One of the most common consequences of suppressing our emotions is seeking solace in alcohol and drugs. Unable to cope with the weight of our unshed tears, we turn to temporary distractions to numb the pain and dull the ache. What starts as a means of escape can quickly spiral into a cycle of addiction and self-destruction, as we desperately try to silence the silent cries within us. Because why do you have to drink so much?

The refusal to acknowledge and process our emotions can lead to chronic frustration and discontentment. Like a pressure cooker without a release valve, our unexpressed feelings simmer beneath the surface, waiting for an opportunity to erupt. This simmering frustration can manifest as irritability, mood swings, and outbursts of anger, leaving us feeling emotionally drained and disconnected from ourselves and others. You know when someone does something and you get so irrevocably mad you can’t even explain why you got so mad in the first place? Chances are you haven’t cried in a while.

So, why is it important to let those tears flow anyway? Because crying is not a sign of weakness; it’s a courageous act of self-care and self-expression. When we allow ourselves to cry, we create a pathway for healing and transformation, releasing the pent-up emotions that weigh us down and allowing light to enter the darkest corners of our souls.

By embracing vulnerability and embracing our tears and that it is okay that sometimes things are not okay, we open ourselves up to the possibility of true healing and wholeness. Instead of seeing crying as a sign of weakness, we can reframe it as an act of courage and strength, a willingness to confront our deepest fears and vulnerabilities head-on.

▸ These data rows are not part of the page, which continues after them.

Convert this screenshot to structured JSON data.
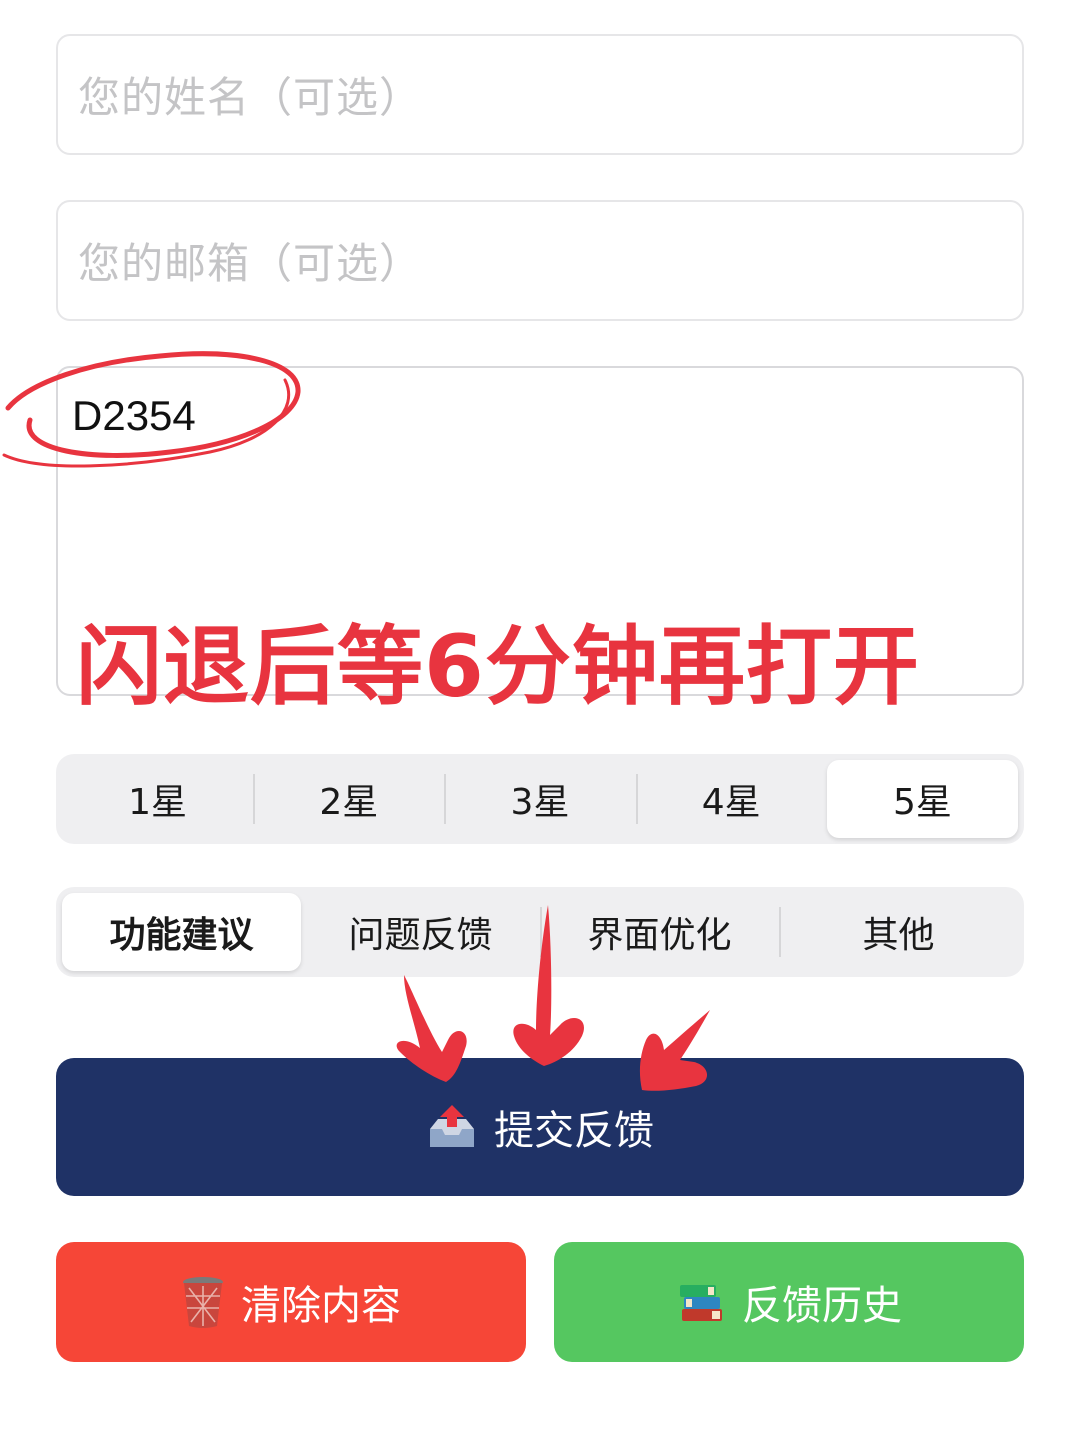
{
  "form": {
    "name_placeholder": "您的姓名（可选）",
    "email_placeholder": "您的邮箱（可选）",
    "feedback_text": "D2354"
  },
  "rating": {
    "options": [
      "1星",
      "2星",
      "3星",
      "4星",
      "5星"
    ],
    "selected": "5星"
  },
  "category": {
    "options": [
      "功能建议",
      "问题反馈",
      "界面优化",
      "其他"
    ],
    "selected": "功能建议"
  },
  "buttons": {
    "submit_label": "提交反馈",
    "submit_icon": "outbox-tray-icon",
    "clear_label": "清除内容",
    "clear_icon": "wastebasket-icon",
    "history_label": "反馈历史",
    "history_icon": "books-icon"
  },
  "annotation": {
    "text": "闪退后等6分钟再打开",
    "color": "#e8343f"
  },
  "colors": {
    "submit": "#1f3266",
    "clear": "#f64637",
    "history": "#55c760"
  }
}
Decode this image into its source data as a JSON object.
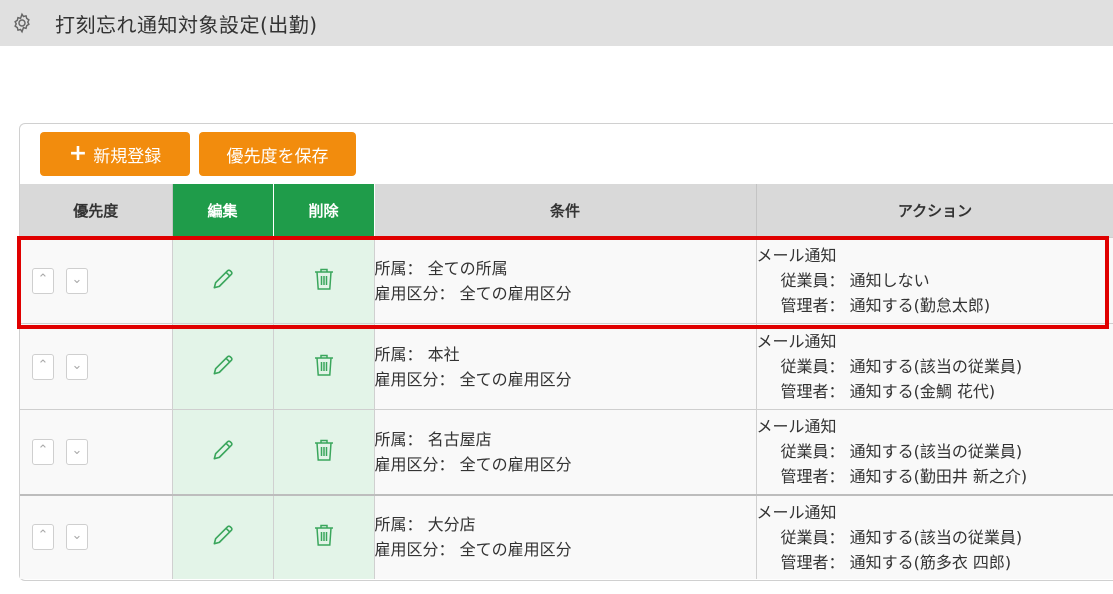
{
  "header": {
    "title": "打刻忘れ通知対象設定(出勤)",
    "icon": "gear-icon"
  },
  "toolbar": {
    "add_label": "新規登録",
    "save_priority_label": "優先度を保存"
  },
  "table": {
    "columns": [
      "優先度",
      "編集",
      "削除",
      "条件",
      "アクション"
    ],
    "rows": [
      {
        "condition_line1": "所属： 全ての所属",
        "condition_line2": "雇用区分： 全ての雇用区分",
        "action_title": "メール通知",
        "action_employee": "従業員： 通知しない",
        "action_manager": "管理者： 通知する(勤怠太郎)"
      },
      {
        "condition_line1": "所属： 本社",
        "condition_line2": "雇用区分： 全ての雇用区分",
        "action_title": "メール通知",
        "action_employee": "従業員： 通知する(該当の従業員)",
        "action_manager": "管理者： 通知する(金鯛 花代)"
      },
      {
        "condition_line1": "所属： 名古屋店",
        "condition_line2": "雇用区分： 全ての雇用区分",
        "action_title": "メール通知",
        "action_employee": "従業員： 通知する(該当の従業員)",
        "action_manager": "管理者： 通知する(勤田井 新之介)"
      },
      {
        "condition_line1": "所属： 大分店",
        "condition_line2": "雇用区分： 全ての雇用区分",
        "action_title": "メール通知",
        "action_employee": "従業員： 通知する(該当の従業員)",
        "action_manager": "管理者： 通知する(筋多衣 四郎)"
      }
    ]
  },
  "colors": {
    "accent": "#f28c0d",
    "header_green": "#1f9c4a",
    "highlight": "#e00000"
  }
}
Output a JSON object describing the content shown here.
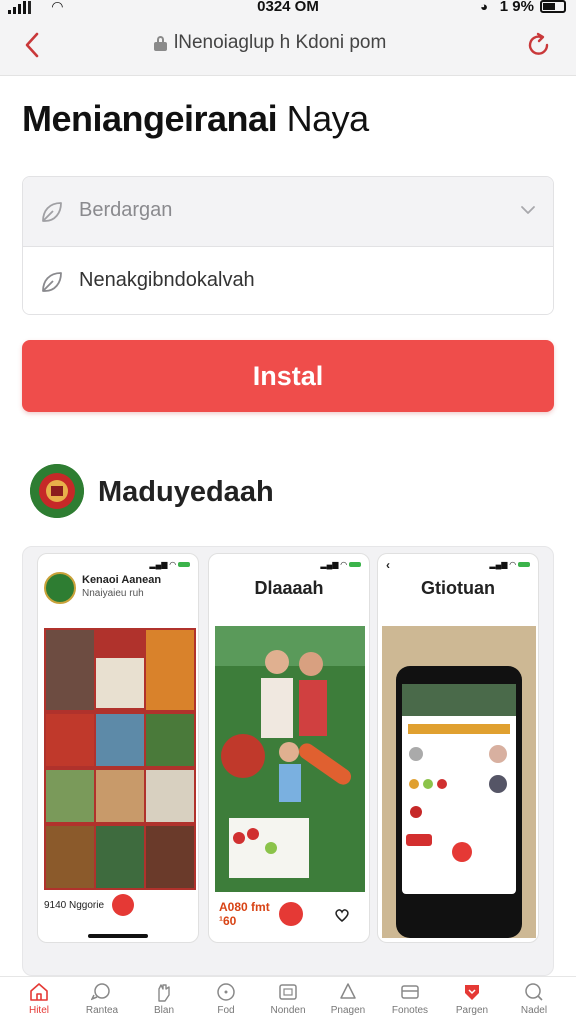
{
  "status_bar": {
    "time": "0324 OM",
    "battery": "1 9%"
  },
  "browser": {
    "url": "lNenoiaglup h Kdoni pom"
  },
  "page": {
    "title_bold": "Meniangeiranai",
    "title_light": "Naya"
  },
  "form": {
    "select_placeholder": "Berdargan",
    "input_value": "Nenakgibndokalvah"
  },
  "install_button": "Instal",
  "app": {
    "name": "Maduyedaah"
  },
  "screenshots": [
    {
      "header_line1": "Kenaoi Aanean",
      "header_line2": "Nnaiyaieu ruh",
      "footer_text": "9140 Nggorie"
    },
    {
      "title": "Dlaaaah",
      "price_line1": "A080 fmt",
      "price_line2": "¹60"
    },
    {
      "title": "Gtiotuan"
    }
  ],
  "bottom_nav": [
    {
      "label": "Hitel",
      "icon": "home-icon",
      "active": true
    },
    {
      "label": "Rantea",
      "icon": "chat-icon",
      "active": false
    },
    {
      "label": "Blan",
      "icon": "hand-icon",
      "active": false
    },
    {
      "label": "Fod",
      "icon": "compass-icon",
      "active": false
    },
    {
      "label": "Nonden",
      "icon": "gallery-icon",
      "active": false
    },
    {
      "label": "Pnagen",
      "icon": "drop-icon",
      "active": false
    },
    {
      "label": "Fonotes",
      "icon": "card-icon",
      "active": false
    },
    {
      "label": "Pargen",
      "icon": "heart-icon",
      "active": false
    },
    {
      "label": "Nadel",
      "icon": "search-icon",
      "active": false
    }
  ],
  "colors": {
    "accent": "#ef4d4b",
    "brand_green": "#2e7d32"
  }
}
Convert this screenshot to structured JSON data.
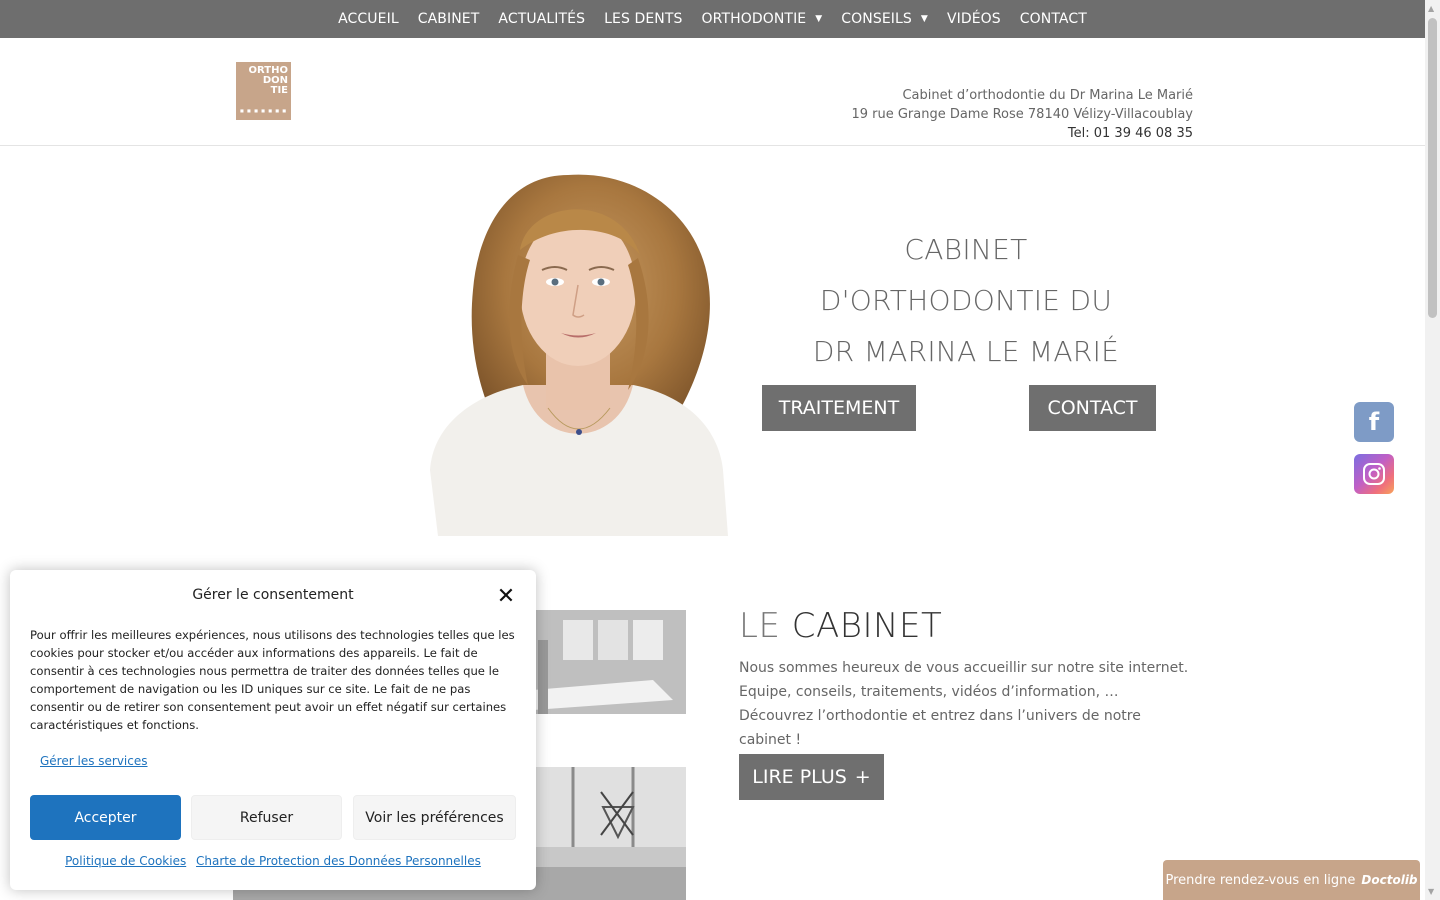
{
  "nav": {
    "items": [
      {
        "label": "ACCUEIL",
        "dropdown": false
      },
      {
        "label": "CABINET",
        "dropdown": false
      },
      {
        "label": "ACTUALITÉS",
        "dropdown": false
      },
      {
        "label": "LES DENTS",
        "dropdown": false
      },
      {
        "label": "ORTHODONTIE",
        "dropdown": true
      },
      {
        "label": "CONSEILS",
        "dropdown": true
      },
      {
        "label": "VIDÉOS",
        "dropdown": false
      },
      {
        "label": "CONTACT",
        "dropdown": false
      }
    ],
    "caret_icon": "chevron-down-icon"
  },
  "header": {
    "logo_lines": [
      "ORTHO",
      "DON",
      "TIE"
    ],
    "info_line1": "Cabinet d’orthodontie du Dr Marina Le Marié",
    "info_line2": "19 rue Grange Dame Rose 78140 Vélizy-Villacoublay",
    "tel": "Tel: 01 39 46 08 35"
  },
  "hero": {
    "title_lines": [
      "CABINET",
      "D'ORTHODONTIE DU",
      "DR MARINA LE MARIÉ"
    ],
    "btn_traitement": "TRAITEMENT",
    "btn_contact": "CONTACT"
  },
  "social": {
    "facebook_icon": "facebook-icon",
    "instagram_icon": "instagram-icon",
    "facebook_color": "#7e9bc6"
  },
  "cabinet": {
    "title_prefix": "LE",
    "title_main": "CABINET",
    "text": "Nous sommes heureux de vous accueillir sur notre site internet. Equipe, conseils, traitements, vidéos d’information, … Découvrez l’orthodontie et entrez dans l’univers de notre cabinet !",
    "btn_label": "LIRE PLUS",
    "btn_icon": "+"
  },
  "doctolib": {
    "label": "Prendre rendez-vous en ligne",
    "brand": "Doctolib",
    "color": "#c7a58a"
  },
  "cookie": {
    "title": "Gérer le consentement",
    "text": "Pour offrir les meilleures expériences, nous utilisons des technologies telles que les cookies pour stocker et/ou accéder aux informations des appareils. Le fait de consentir à ces technologies nous permettra de traiter des données telles que le comportement de navigation ou les ID uniques sur ce site. Le fait de ne pas consentir ou de retirer son consentement peut avoir un effet négatif sur certaines caractéristiques et fonctions.",
    "manage_link": "Gérer les services",
    "accept": "Accepter",
    "refuse": "Refuser",
    "prefs": "Voir les préférences",
    "policy_link": "Politique de Cookies",
    "charter_link": "Charte de Protection des Données Personnelles",
    "accent_color": "#1e73be"
  }
}
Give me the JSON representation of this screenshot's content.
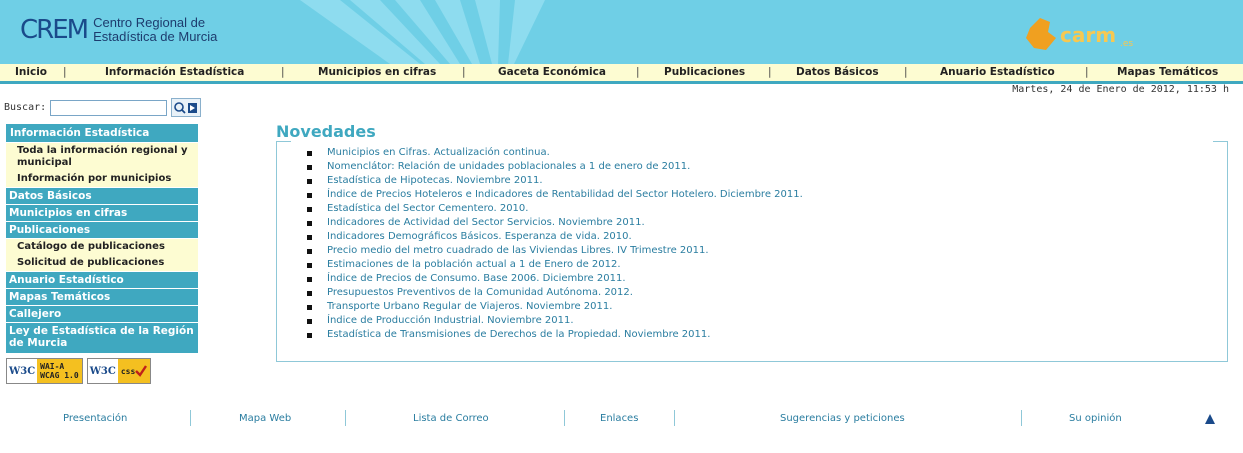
{
  "header": {
    "logo_mark": "CREM",
    "logo_line1": "Centro Regional de",
    "logo_line2": "Estadística de Murcia",
    "carm_logo": "carm.es"
  },
  "nav": {
    "items": [
      "Inicio",
      "Información Estadística",
      "Municipios en cifras",
      "Gaceta Económica",
      "Publicaciones",
      "Datos Básicos",
      "Anuario Estadístico",
      "Mapas Temáticos"
    ],
    "separator": "|"
  },
  "date_text": "Martes, 24 de Enero de 2012, 11:53 h",
  "search": {
    "label": "Buscar:",
    "value": "",
    "button_icon": "search-icon"
  },
  "sidebar": {
    "info_estadistica": "Información Estadística",
    "toda_info": "Toda la información regional y municipal",
    "info_municipios": "Información por municipios",
    "datos_basicos": "Datos Básicos",
    "municipios_cifras": "Municipios en cifras",
    "publicaciones": "Publicaciones",
    "catalogo": "Catálogo de publicaciones",
    "solicitud": "Solicitud de publicaciones",
    "anuario": "Anuario Estadístico",
    "mapas": "Mapas Temáticos",
    "callejero": "Callejero",
    "ley": "Ley de Estadística de la Región de Murcia"
  },
  "badges": {
    "wai_w3c": "W3C",
    "wai_l1": "WAI-A",
    "wai_l2": "WCAG 1.0",
    "css_w3c": "W3C",
    "css_label": "css"
  },
  "main": {
    "title": "Novedades",
    "news": [
      "Municipios en Cifras. Actualización continua.",
      "Nomenclátor: Relación de unidades poblacionales a 1 de enero de 2011.",
      "Estadística de Hipotecas. Noviembre 2011.",
      "Índice de Precios Hoteleros e Indicadores de Rentabilidad del Sector Hotelero. Diciembre 2011.",
      "Estadística del Sector Cementero. 2010.",
      "Indicadores de Actividad del Sector Servicios. Noviembre 2011.",
      "Indicadores Demográficos Básicos. Esperanza de vida. 2010.",
      "Precio medio del metro cuadrado de las Viviendas Libres. IV Trimestre 2011.",
      "Estimaciones de la población actual a 1 de Enero de 2012.",
      "Índice de Precios de Consumo. Base 2006. Diciembre 2011.",
      "Presupuestos Preventivos de la Comunidad Autónoma. 2012.",
      "Transporte Urbano Regular de Viajeros. Noviembre 2011.",
      "Índice de Producción Industrial. Noviembre 2011.",
      "Estadística de Transmisiones de Derechos de la Propiedad. Noviembre 2011."
    ]
  },
  "footer": {
    "items": [
      "Presentación",
      "Mapa Web",
      "Lista de Correo",
      "Enlaces",
      "Sugerencias y peticiones",
      "Su opinión"
    ],
    "up_icon": "arrow-up-icon"
  },
  "colors": {
    "header_bg": "#6fcfe6",
    "accent": "#3fa8c0",
    "nav_bg": "#fdfcd2",
    "link": "#2a7da0"
  }
}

In the end, remember this: when you don’t cry, other parts of you will weep. So, let yourself be vulnerable. Allow yourself to feel deeply and express your emotions freely, knowing that in doing so, you are honouring the truth of who you are and paving the way for a life filled with authenticity, connection, and joy. After all, as the poet Rumi once said, “The wound is the place where the Light enters you.”